I did manage some grocery shopping on Saturday (which is nowhere near as much fun as skirt-shopping), but went to bed early and spent all of today lying around on the couch, watching TV and alternating between cough drops and Lemsip. I couldn't even really concentrate enough to read one of the many many books I bought from the literature festival in Hay a couple weekends ago. Feh.

Wednesday, June 08, 2005

I was afraid this would happen

Okay, as you are no doubt aware, I haven't really been diligent about updating this blog lately. But I have excuses!

The first thing to bear in mind is that it takes me the better part of an hour to write what I think of as a decent entry.

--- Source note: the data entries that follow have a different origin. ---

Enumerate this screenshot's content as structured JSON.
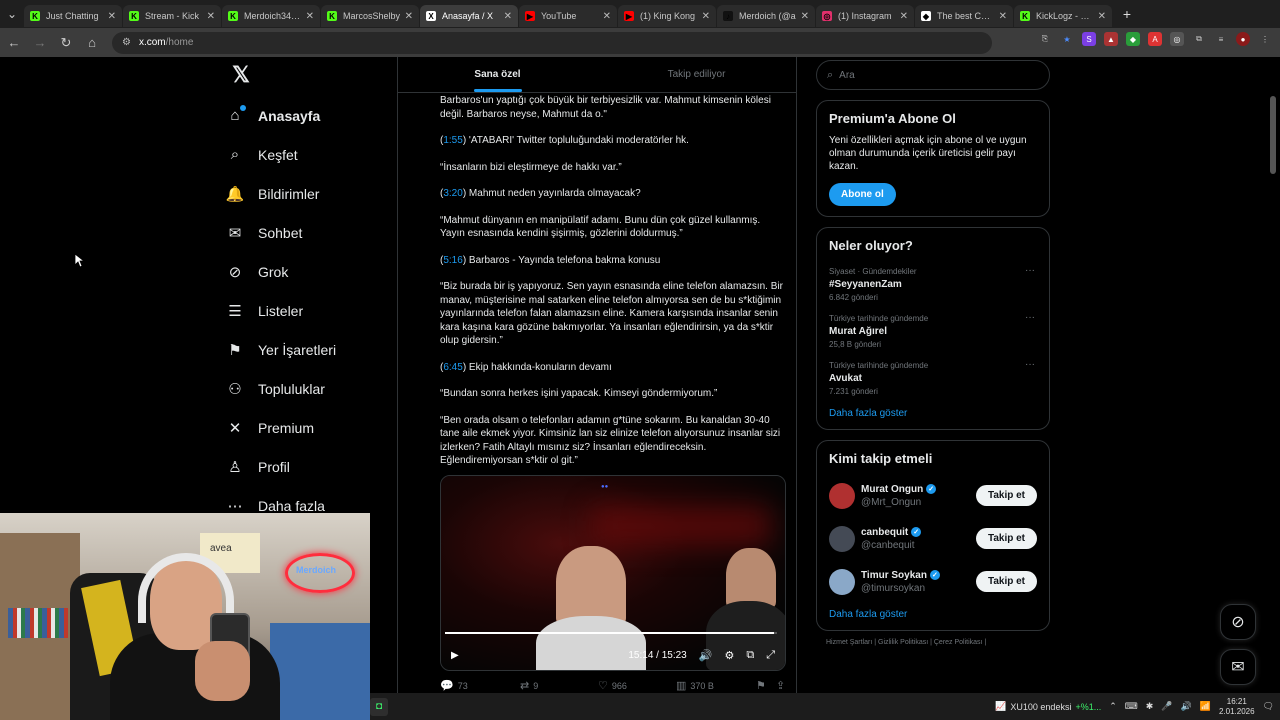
{
  "browser": {
    "tabs": [
      {
        "label": "Just Chatting",
        "color": "#53fc18",
        "glyph": "K"
      },
      {
        "label": "Stream - Kick",
        "color": "#53fc18",
        "glyph": "K"
      },
      {
        "label": "Merdoich34 St",
        "color": "#53fc18",
        "glyph": "K"
      },
      {
        "label": "MarcosShelby",
        "color": "#53fc18",
        "glyph": "K"
      },
      {
        "label": "Anasayfa / X",
        "color": "#ffffff",
        "glyph": "X"
      },
      {
        "label": "YouTube",
        "color": "#ff0000",
        "glyph": "▶"
      },
      {
        "label": "(1) King Kong",
        "color": "#ff0000",
        "glyph": "▶"
      },
      {
        "label": "Merdoich (@a",
        "color": "#111111",
        "glyph": "♪"
      },
      {
        "label": "(1) Instagram",
        "color": "#e1306c",
        "glyph": "◎"
      },
      {
        "label": "The best Chatt",
        "color": "#ffffff",
        "glyph": "◆"
      },
      {
        "label": "KickLogz - Kick",
        "color": "#53fc18",
        "glyph": "K"
      }
    ],
    "active_tab_index": 4,
    "url_host": "x.com",
    "url_path": "/home"
  },
  "leftnav": {
    "items": [
      {
        "label": "Anasayfa",
        "icon": "home-icon",
        "glyph": "⌂"
      },
      {
        "label": "Keşfet",
        "icon": "search-icon",
        "glyph": "⌕"
      },
      {
        "label": "Bildirimler",
        "icon": "bell-icon",
        "glyph": "🔔"
      },
      {
        "label": "Sohbet",
        "icon": "mail-icon",
        "glyph": "✉"
      },
      {
        "label": "Grok",
        "icon": "grok-icon",
        "glyph": "⊘"
      },
      {
        "label": "Listeler",
        "icon": "list-icon",
        "glyph": "☰"
      },
      {
        "label": "Yer İşaretleri",
        "icon": "bookmark-icon",
        "glyph": "⚑"
      },
      {
        "label": "Topluluklar",
        "icon": "community-icon",
        "glyph": "⚇"
      },
      {
        "label": "Premium",
        "icon": "x-icon",
        "glyph": "✕"
      },
      {
        "label": "Profil",
        "icon": "profile-icon",
        "glyph": "♙"
      },
      {
        "label": "Daha fazla",
        "icon": "more-icon",
        "glyph": "⋯"
      }
    ]
  },
  "timeline": {
    "tabs": [
      "Sana özel",
      "Takip ediliyor"
    ],
    "paragraphs": [
      {
        "ts": "",
        "text": "Barbaros'un yaptığı çok büyük bir terbiyesizlik var. Mahmut kimsenin kölesi değil. Barbaros neyse, Mahmut da o.\""
      },
      {
        "ts": "1:55",
        "text": "'ATABARI' Twitter topluluğundaki moderatörler hk."
      },
      {
        "ts": "",
        "text": "“İnsanların bizi eleştirmeye de hakkı var.”"
      },
      {
        "ts": "3:20",
        "text": "Mahmut neden yayınlarda olmayacak?"
      },
      {
        "ts": "",
        "text": "“Mahmut dünyanın en manipülatif adamı. Bunu dün çok güzel kullanmış. Yayın esnasında kendini şişirmiş, gözlerini doldurmuş.”"
      },
      {
        "ts": "5:16",
        "text": "Barbaros - Yayında telefona bakma konusu"
      },
      {
        "ts": "",
        "text": "“Biz burada bir iş yapıyoruz. Sen yayın esnasında eline telefon alamazsın. Bir manav, müşterisine mal satarken eline telefon almıyorsa sen de bu s*ktiğimin yayınlarında telefon falan alamazsın eline. Kamera karşısında insanlar senin kara kaşına kara gözüne bakmıyorlar. Ya insanları eğlendirirsin, ya da s*ktir olup gidersin.”"
      },
      {
        "ts": "6:45",
        "text": "Ekip hakkında-konuların devamı"
      },
      {
        "ts": "",
        "text": "“Bundan sonra herkes işini yapacak. Kimseyi göndermiyorum.”"
      },
      {
        "ts": "",
        "text": "“Ben orada olsam o telefonları adamın g*tüne sokarım. Bu kanaldan 30-40 tane aile ekmek yiyor. Kimsiniz lan siz elinize telefon alıyorsunuz insanlar sizi izlerken? Fatih Altaylı mısınız siz? İnsanları eğlendireceksin. Eğlendiremiyorsan s*ktir ol git.”"
      }
    ],
    "video": {
      "time": "15:14 / 15:23",
      "progress": 0.99
    },
    "actions": {
      "replies": "73",
      "reposts": "9",
      "likes": "966",
      "views": "370 B"
    }
  },
  "right": {
    "search_placeholder": "Ara",
    "premium": {
      "title": "Premium'a Abone Ol",
      "desc": "Yeni özellikleri açmak için abone ol ve uygun olman durumunda içerik üreticisi gelir payı kazan.",
      "button": "Abone ol"
    },
    "trends": {
      "title": "Neler oluyor?",
      "items": [
        {
          "meta": "Siyaset · Gündemdekiler",
          "name": "#SeyyanenZam",
          "count": "6.842 gönderi"
        },
        {
          "meta": "Türkiye tarihinde gündemde",
          "name": "Murat Ağırel",
          "count": "25,8 B gönderi"
        },
        {
          "meta": "Türkiye tarihinde gündemde",
          "name": "Avukat",
          "count": "7.231 gönderi"
        }
      ],
      "more": "Daha fazla göster"
    },
    "who_to_follow": {
      "title": "Kimi takip etmeli",
      "items": [
        {
          "name": "Murat Ongun",
          "handle": "@Mrt_Ongun",
          "color": "#b03030"
        },
        {
          "name": "canbequit",
          "handle": "@canbequit",
          "color": "#444a55"
        },
        {
          "name": "Timur Soykan",
          "handle": "@timursoykan",
          "color": "#8aa8c8"
        }
      ],
      "button": "Takip et",
      "more": "Daha fazla göster"
    },
    "footer": "Hizmet Şartları  |  Gizlilik Politikası  |  Çerez Politikası  |"
  },
  "taskbar": {
    "stock_name": "XU100 endeksi",
    "stock_change": "+%1...",
    "time": "16:21",
    "date": "2.01.2026"
  },
  "webcam": {
    "shirt_text": "avea",
    "neon_text": "Merdoich"
  }
}
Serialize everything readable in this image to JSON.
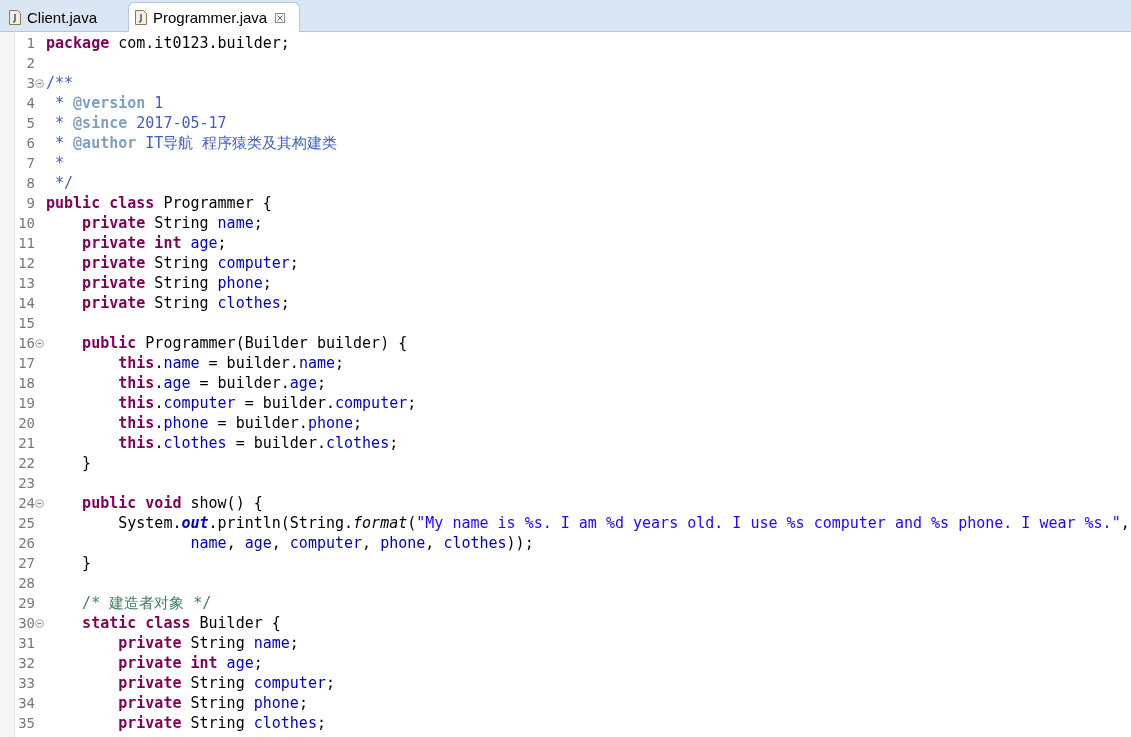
{
  "tabs": [
    {
      "label": "Client.java",
      "selected": false
    },
    {
      "label": "Programmer.java",
      "selected": true
    }
  ],
  "editor": {
    "lines": [
      {
        "number": "1",
        "tokens": [
          {
            "text": "package",
            "kind": "keyword"
          },
          {
            "text": " com.it0123.builder;",
            "kind": "plain"
          }
        ]
      },
      {
        "number": "2"
      },
      {
        "number": "3",
        "expanded": true,
        "tokens": [
          {
            "text": "/**",
            "kind": "javadoc"
          }
        ]
      },
      {
        "number": "4",
        "tokens": [
          {
            "text": " * ",
            "kind": "javadoc"
          },
          {
            "text": "@version",
            "kind": "javadoc-tag"
          },
          {
            "text": " 1",
            "kind": "javadoc"
          }
        ]
      },
      {
        "number": "5",
        "tokens": [
          {
            "text": " * ",
            "kind": "javadoc"
          },
          {
            "text": "@since",
            "kind": "javadoc-tag"
          },
          {
            "text": " 2017-05-17",
            "kind": "javadoc"
          }
        ]
      },
      {
        "number": "6",
        "tokens": [
          {
            "text": " * ",
            "kind": "javadoc"
          },
          {
            "text": "@author",
            "kind": "javadoc-tag"
          },
          {
            "text": " IT导航 程序猿类及其构建类",
            "kind": "javadoc"
          }
        ]
      },
      {
        "number": "7",
        "tokens": [
          {
            "text": " *",
            "kind": "javadoc"
          }
        ]
      },
      {
        "number": "8",
        "tokens": [
          {
            "text": " */",
            "kind": "javadoc"
          }
        ]
      },
      {
        "number": "9",
        "tokens": [
          {
            "text": "public class",
            "kind": "keyword"
          },
          {
            "text": " Programmer {",
            "kind": "plain"
          }
        ]
      },
      {
        "number": "10",
        "tokens": [
          {
            "text": "    private",
            "kind": "keyword"
          },
          {
            "text": " String ",
            "kind": "plain"
          },
          {
            "text": "name",
            "kind": "field"
          },
          {
            "text": ";",
            "kind": "plain"
          }
        ]
      },
      {
        "number": "11",
        "tokens": [
          {
            "text": "    private int",
            "kind": "keyword"
          },
          {
            "text": " age",
            "kind": "field"
          },
          {
            "text": ";",
            "kind": "plain"
          }
        ]
      },
      {
        "number": "12",
        "tokens": [
          {
            "text": "    private",
            "kind": "keyword"
          },
          {
            "text": " String ",
            "kind": "plain"
          },
          {
            "text": "computer",
            "kind": "field"
          },
          {
            "text": ";",
            "kind": "plain"
          }
        ]
      },
      {
        "number": "13",
        "tokens": [
          {
            "text": "    private",
            "kind": "keyword"
          },
          {
            "text": " String ",
            "kind": "plain"
          },
          {
            "text": "phone",
            "kind": "field"
          },
          {
            "text": ";",
            "kind": "plain"
          }
        ]
      },
      {
        "number": "14",
        "tokens": [
          {
            "text": "    private",
            "kind": "keyword"
          },
          {
            "text": " String ",
            "kind": "plain"
          },
          {
            "text": "clothes",
            "kind": "field"
          },
          {
            "text": ";",
            "kind": "plain"
          }
        ]
      },
      {
        "number": "15"
      },
      {
        "number": "16",
        "expanded": true,
        "tokens": [
          {
            "text": "    public",
            "kind": "keyword"
          },
          {
            "text": " Programmer(Builder builder) {",
            "kind": "plain"
          }
        ]
      },
      {
        "number": "17",
        "tokens": [
          {
            "text": "        this",
            "kind": "keyword"
          },
          {
            "text": ".",
            "kind": "plain"
          },
          {
            "text": "name",
            "kind": "field"
          },
          {
            "text": " = builder.",
            "kind": "plain"
          },
          {
            "text": "name",
            "kind": "field"
          },
          {
            "text": ";",
            "kind": "plain"
          }
        ]
      },
      {
        "number": "18",
        "tokens": [
          {
            "text": "        this",
            "kind": "keyword"
          },
          {
            "text": ".",
            "kind": "plain"
          },
          {
            "text": "age",
            "kind": "field"
          },
          {
            "text": " = builder.",
            "kind": "plain"
          },
          {
            "text": "age",
            "kind": "field"
          },
          {
            "text": ";",
            "kind": "plain"
          }
        ]
      },
      {
        "number": "19",
        "tokens": [
          {
            "text": "        this",
            "kind": "keyword"
          },
          {
            "text": ".",
            "kind": "plain"
          },
          {
            "text": "computer",
            "kind": "field"
          },
          {
            "text": " = builder.",
            "kind": "plain"
          },
          {
            "text": "computer",
            "kind": "field"
          },
          {
            "text": ";",
            "kind": "plain"
          }
        ]
      },
      {
        "number": "20",
        "tokens": [
          {
            "text": "        this",
            "kind": "keyword"
          },
          {
            "text": ".",
            "kind": "plain"
          },
          {
            "text": "phone",
            "kind": "field"
          },
          {
            "text": " = builder.",
            "kind": "plain"
          },
          {
            "text": "phone",
            "kind": "field"
          },
          {
            "text": ";",
            "kind": "plain"
          }
        ]
      },
      {
        "number": "21",
        "tokens": [
          {
            "text": "        this",
            "kind": "keyword"
          },
          {
            "text": ".",
            "kind": "plain"
          },
          {
            "text": "clothes",
            "kind": "field"
          },
          {
            "text": " = builder.",
            "kind": "plain"
          },
          {
            "text": "clothes",
            "kind": "field"
          },
          {
            "text": ";",
            "kind": "plain"
          }
        ]
      },
      {
        "number": "22",
        "tokens": [
          {
            "text": "    }",
            "kind": "plain"
          }
        ]
      },
      {
        "number": "23"
      },
      {
        "number": "24",
        "expanded": true,
        "tokens": [
          {
            "text": "    public void",
            "kind": "keyword"
          },
          {
            "text": " show() {",
            "kind": "plain"
          }
        ]
      },
      {
        "number": "25",
        "tokens": [
          {
            "text": "        System.",
            "kind": "plain"
          },
          {
            "text": "out",
            "kind": "static-field"
          },
          {
            "text": ".println(String.",
            "kind": "plain"
          },
          {
            "text": "format",
            "kind": "static-method"
          },
          {
            "text": "(",
            "kind": "plain"
          },
          {
            "text": "\"My name is %s. I am %d years old. I use %s computer and %s phone. I wear %s.\"",
            "kind": "string"
          },
          {
            "text": ",",
            "kind": "plain"
          }
        ]
      },
      {
        "number": "26",
        "tokens": [
          {
            "text": "                name",
            "kind": "field"
          },
          {
            "text": ", ",
            "kind": "plain"
          },
          {
            "text": "age",
            "kind": "field"
          },
          {
            "text": ", ",
            "kind": "plain"
          },
          {
            "text": "computer",
            "kind": "field"
          },
          {
            "text": ", ",
            "kind": "plain"
          },
          {
            "text": "phone",
            "kind": "field"
          },
          {
            "text": ", ",
            "kind": "plain"
          },
          {
            "text": "clothes",
            "kind": "field"
          },
          {
            "text": "));",
            "kind": "plain"
          }
        ]
      },
      {
        "number": "27",
        "tokens": [
          {
            "text": "    }",
            "kind": "plain"
          }
        ]
      },
      {
        "number": "28"
      },
      {
        "number": "29",
        "tokens": [
          {
            "text": "    /* 建造者对象 */",
            "kind": "comment"
          }
        ]
      },
      {
        "number": "30",
        "expanded": true,
        "tokens": [
          {
            "text": "    static class",
            "kind": "keyword"
          },
          {
            "text": " Builder {",
            "kind": "plain"
          }
        ]
      },
      {
        "number": "31",
        "tokens": [
          {
            "text": "        private",
            "kind": "keyword"
          },
          {
            "text": " String ",
            "kind": "plain"
          },
          {
            "text": "name",
            "kind": "field"
          },
          {
            "text": ";",
            "kind": "plain"
          }
        ]
      },
      {
        "number": "32",
        "tokens": [
          {
            "text": "        private int",
            "kind": "keyword"
          },
          {
            "text": " age",
            "kind": "field"
          },
          {
            "text": ";",
            "kind": "plain"
          }
        ]
      },
      {
        "number": "33",
        "tokens": [
          {
            "text": "        private",
            "kind": "keyword"
          },
          {
            "text": " String ",
            "kind": "plain"
          },
          {
            "text": "computer",
            "kind": "field"
          },
          {
            "text": ";",
            "kind": "plain"
          }
        ]
      },
      {
        "number": "34",
        "tokens": [
          {
            "text": "        private",
            "kind": "keyword"
          },
          {
            "text": " String ",
            "kind": "plain"
          },
          {
            "text": "phone",
            "kind": "field"
          },
          {
            "text": ";",
            "kind": "plain"
          }
        ]
      },
      {
        "number": "35",
        "tokens": [
          {
            "text": "        private",
            "kind": "keyword"
          },
          {
            "text": " String ",
            "kind": "plain"
          },
          {
            "text": "clothes",
            "kind": "field"
          },
          {
            "text": ";",
            "kind": "plain"
          }
        ]
      }
    ]
  }
}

I can't just steal an hour from work, 'cause then I'm all stressed and feel rushed, which brings me to the second thing: I have to be in the appropriate mood to write about whatever topic it is I've chosen.

So now, the excuses. In the last month, I've had only a handful of evenings when I've had a few hours to myself, and those have mostly been spent sleeping or eating or doing laundry. There was the lovely German visitor, then one weekend to get errands done, then I went off to Wales to the Hay Literature Festival, then I had great friends from home visiting. So Thursdays to Tuesdays for the past few weeks have been shot. And then the few days I had left during the week, I felt guilty and thought I should work.

So there you go. There're my excuses.

However, the next few weekends look open, so far. Unless I decide to go to Stockholm.